Current polls in New Hampshire indicate that Chris Christie is lagging behind former South Carolina governor Nikki Haley, who has secured endorsements from New Hampshire Governor Chris Sununu. Trump, however, maintains a significant lead, prompting some anti-Trump Republicans to advocate for Christie to exit the race in order to enhance Haley’s prospects. Yet, the extent to which Christie’s supporters would pivot to Haley and whether this shift could propel her ahead of Trump remains uncertain.

Despite the pressure, Christie remains steadfast in his determination to stay in the race.
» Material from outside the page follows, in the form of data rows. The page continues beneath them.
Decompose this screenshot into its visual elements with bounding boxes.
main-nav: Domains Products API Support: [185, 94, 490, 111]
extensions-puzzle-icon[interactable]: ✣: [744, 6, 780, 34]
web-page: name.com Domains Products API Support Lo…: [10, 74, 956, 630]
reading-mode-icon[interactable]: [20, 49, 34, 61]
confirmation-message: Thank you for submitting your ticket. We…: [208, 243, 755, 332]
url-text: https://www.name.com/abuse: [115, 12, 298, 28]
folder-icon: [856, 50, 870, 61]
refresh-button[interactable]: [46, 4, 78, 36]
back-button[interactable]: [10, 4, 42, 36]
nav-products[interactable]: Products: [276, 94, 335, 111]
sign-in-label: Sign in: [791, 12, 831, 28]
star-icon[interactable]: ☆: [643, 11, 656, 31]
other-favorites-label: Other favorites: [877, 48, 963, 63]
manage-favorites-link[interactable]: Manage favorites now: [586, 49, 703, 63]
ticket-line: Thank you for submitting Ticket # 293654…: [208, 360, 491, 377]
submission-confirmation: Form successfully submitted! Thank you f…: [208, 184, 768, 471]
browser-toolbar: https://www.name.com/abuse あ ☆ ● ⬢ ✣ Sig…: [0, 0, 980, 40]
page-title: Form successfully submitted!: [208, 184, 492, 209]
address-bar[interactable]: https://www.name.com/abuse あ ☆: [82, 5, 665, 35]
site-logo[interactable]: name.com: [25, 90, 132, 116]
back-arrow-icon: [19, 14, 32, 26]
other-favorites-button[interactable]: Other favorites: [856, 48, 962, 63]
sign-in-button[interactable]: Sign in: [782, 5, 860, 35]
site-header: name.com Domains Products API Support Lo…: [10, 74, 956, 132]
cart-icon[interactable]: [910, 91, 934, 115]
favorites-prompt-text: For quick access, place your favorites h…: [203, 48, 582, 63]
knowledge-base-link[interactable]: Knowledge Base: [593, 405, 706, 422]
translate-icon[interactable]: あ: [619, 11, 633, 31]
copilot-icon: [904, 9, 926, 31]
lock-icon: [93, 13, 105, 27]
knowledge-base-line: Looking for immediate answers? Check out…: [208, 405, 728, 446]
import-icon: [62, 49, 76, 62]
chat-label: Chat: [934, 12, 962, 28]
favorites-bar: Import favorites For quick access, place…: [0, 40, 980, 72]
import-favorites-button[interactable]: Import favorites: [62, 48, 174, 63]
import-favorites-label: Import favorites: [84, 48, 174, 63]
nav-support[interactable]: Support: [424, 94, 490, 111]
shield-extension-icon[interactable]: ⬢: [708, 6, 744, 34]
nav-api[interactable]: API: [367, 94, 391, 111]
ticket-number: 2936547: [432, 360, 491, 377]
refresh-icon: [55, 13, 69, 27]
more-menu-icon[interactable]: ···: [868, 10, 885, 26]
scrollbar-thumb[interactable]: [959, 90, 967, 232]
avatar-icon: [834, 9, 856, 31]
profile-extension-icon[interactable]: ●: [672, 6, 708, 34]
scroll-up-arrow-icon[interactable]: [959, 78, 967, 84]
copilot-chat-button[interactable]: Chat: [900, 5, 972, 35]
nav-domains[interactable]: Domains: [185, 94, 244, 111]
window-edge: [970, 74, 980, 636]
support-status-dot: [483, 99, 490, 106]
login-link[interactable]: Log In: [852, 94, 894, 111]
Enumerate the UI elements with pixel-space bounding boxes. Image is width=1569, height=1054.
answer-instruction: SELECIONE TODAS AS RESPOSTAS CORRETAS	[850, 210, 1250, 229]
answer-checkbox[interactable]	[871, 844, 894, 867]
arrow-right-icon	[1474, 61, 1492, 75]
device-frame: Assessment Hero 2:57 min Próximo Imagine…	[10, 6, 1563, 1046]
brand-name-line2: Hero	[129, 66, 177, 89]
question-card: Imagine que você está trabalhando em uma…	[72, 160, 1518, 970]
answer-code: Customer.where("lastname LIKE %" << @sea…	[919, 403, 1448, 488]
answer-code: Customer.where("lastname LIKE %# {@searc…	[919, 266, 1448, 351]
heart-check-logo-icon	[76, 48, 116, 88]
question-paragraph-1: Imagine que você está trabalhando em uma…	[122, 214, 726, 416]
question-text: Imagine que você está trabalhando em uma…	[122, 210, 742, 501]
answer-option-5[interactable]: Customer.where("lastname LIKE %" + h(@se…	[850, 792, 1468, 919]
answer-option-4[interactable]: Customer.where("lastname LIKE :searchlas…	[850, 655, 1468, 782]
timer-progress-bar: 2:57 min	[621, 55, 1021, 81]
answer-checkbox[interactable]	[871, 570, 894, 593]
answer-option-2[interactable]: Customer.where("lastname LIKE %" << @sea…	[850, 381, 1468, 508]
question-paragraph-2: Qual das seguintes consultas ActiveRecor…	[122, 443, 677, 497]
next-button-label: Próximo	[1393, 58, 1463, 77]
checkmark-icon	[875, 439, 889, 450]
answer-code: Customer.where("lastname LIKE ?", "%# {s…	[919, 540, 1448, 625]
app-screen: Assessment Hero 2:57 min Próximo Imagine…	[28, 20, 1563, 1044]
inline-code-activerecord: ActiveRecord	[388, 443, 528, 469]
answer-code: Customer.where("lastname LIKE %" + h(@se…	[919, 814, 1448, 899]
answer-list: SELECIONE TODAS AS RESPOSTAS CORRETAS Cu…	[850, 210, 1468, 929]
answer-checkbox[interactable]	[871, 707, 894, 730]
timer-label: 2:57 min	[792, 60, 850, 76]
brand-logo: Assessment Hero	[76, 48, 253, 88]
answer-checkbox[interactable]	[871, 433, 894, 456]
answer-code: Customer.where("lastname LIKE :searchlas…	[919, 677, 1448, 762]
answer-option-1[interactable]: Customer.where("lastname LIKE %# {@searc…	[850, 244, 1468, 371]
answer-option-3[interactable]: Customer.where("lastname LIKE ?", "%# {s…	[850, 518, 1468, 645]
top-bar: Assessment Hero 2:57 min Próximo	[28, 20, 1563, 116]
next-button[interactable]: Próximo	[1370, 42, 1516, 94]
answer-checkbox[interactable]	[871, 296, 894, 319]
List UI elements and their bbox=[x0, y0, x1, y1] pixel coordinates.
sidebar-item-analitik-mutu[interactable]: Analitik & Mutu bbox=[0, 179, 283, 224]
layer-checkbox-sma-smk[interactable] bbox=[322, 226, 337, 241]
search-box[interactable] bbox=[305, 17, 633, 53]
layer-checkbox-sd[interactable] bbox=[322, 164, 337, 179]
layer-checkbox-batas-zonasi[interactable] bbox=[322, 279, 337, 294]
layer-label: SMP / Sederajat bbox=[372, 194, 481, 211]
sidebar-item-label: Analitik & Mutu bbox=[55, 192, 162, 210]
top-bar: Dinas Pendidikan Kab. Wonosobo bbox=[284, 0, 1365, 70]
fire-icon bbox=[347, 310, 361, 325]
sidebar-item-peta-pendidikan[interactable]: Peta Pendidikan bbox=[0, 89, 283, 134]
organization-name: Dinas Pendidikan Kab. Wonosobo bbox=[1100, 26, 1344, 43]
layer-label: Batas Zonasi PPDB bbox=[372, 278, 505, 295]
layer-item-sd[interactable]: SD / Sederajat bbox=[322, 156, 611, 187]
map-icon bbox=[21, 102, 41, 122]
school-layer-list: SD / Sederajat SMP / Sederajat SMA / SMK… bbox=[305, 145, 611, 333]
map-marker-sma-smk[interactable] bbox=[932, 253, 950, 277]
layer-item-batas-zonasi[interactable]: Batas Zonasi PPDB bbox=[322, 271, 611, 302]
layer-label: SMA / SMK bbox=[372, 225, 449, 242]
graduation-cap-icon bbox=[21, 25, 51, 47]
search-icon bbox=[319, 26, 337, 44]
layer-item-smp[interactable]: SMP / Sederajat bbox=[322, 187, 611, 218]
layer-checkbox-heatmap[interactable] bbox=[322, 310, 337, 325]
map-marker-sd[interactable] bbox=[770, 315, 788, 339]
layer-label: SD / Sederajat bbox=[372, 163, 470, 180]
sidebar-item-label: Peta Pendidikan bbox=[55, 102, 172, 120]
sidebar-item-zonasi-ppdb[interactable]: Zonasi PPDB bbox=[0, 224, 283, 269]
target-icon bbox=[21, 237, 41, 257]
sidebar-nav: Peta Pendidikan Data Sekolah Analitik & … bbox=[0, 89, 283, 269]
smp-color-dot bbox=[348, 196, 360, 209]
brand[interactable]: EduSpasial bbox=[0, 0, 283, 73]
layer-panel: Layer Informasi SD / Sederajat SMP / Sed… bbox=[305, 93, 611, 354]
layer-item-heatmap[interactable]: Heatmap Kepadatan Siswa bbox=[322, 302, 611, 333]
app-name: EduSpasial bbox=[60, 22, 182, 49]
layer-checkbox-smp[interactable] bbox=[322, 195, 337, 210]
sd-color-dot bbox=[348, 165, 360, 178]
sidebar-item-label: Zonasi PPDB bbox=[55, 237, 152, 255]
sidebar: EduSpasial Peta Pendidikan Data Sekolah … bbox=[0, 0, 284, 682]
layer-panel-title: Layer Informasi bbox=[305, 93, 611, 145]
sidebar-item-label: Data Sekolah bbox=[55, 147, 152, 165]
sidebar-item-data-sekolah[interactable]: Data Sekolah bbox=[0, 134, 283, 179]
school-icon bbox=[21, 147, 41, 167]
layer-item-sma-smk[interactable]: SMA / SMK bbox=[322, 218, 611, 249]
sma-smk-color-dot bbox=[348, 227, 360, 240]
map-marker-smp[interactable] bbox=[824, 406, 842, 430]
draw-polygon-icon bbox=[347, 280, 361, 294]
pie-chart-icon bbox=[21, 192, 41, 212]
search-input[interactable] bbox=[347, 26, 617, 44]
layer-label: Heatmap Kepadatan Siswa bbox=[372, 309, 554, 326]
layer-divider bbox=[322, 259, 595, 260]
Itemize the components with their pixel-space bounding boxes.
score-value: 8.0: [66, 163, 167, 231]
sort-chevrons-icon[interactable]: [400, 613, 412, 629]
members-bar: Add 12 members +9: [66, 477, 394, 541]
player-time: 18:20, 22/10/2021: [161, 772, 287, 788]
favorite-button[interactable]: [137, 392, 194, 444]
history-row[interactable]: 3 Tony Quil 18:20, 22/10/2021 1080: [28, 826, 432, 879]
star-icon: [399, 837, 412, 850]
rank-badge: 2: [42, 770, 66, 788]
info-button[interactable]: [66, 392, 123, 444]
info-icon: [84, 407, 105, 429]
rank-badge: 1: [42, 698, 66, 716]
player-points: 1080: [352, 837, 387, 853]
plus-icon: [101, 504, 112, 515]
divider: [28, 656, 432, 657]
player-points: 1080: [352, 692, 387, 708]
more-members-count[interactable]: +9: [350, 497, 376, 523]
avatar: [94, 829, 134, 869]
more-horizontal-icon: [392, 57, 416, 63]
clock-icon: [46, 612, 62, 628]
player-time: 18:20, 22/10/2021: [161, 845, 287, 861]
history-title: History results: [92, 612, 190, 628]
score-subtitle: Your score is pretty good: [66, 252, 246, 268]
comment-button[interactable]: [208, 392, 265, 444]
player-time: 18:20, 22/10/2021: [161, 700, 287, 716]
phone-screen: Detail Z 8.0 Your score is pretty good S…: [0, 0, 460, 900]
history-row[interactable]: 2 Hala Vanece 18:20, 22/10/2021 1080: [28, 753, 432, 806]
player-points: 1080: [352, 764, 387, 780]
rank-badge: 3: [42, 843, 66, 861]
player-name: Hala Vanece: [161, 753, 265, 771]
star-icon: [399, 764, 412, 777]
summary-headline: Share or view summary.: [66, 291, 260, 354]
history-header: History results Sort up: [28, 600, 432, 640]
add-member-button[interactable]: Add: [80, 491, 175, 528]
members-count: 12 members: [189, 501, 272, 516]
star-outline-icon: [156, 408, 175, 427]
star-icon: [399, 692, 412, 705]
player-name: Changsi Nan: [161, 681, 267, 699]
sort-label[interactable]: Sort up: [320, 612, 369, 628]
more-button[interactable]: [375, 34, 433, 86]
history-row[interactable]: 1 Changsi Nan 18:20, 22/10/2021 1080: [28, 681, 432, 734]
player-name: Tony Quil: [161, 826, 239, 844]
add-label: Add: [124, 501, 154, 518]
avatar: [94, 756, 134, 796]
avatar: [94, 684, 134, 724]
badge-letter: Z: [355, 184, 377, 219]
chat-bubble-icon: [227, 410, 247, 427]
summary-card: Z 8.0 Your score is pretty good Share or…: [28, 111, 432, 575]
His supporters, including longtime GOP donor Bobbie Kilberg, believe in the strength of his ideas and his ability to prevail, much like McCain did. Christie has focused his campaign efforts on counties President Biden won in 2020 while also appearing in counties that Trump carried.

The ability of undeclared voters, known as independents, to participate in the Republican primary in New Hampshire may work in Christie’s favor. Like other GOP contenders vying for attention in the Iowa caucuses, Christie has prioritized the first-in-the-nation primary state.

Although Christie’s campaign asserts that he has a path to the nomination beyond New Hampshire, his chances ultimately rely on a solid showing in the state’s primary on January 23rd.
Supporters like Rebecca Weidner, who voted for McCain, value Christie’s moderate approach and believe he can bridge the partisan divide that has plagued the country.

While McCain’s victories in New Hampshire were crucial to his campaigns, the state also played a pivotal role in Trump’s 2016 primary win. Trump’s popularity remains strong in the state, but the field of viable contenders is smaller this time. Some speculate that Trump may capture McCain’s voter base, replacing straight talk with populism. In his bid to catch a similar wave, Christie faces the challenge of cutting through the noise, especially with Trump’s absence from the GOP primary debates.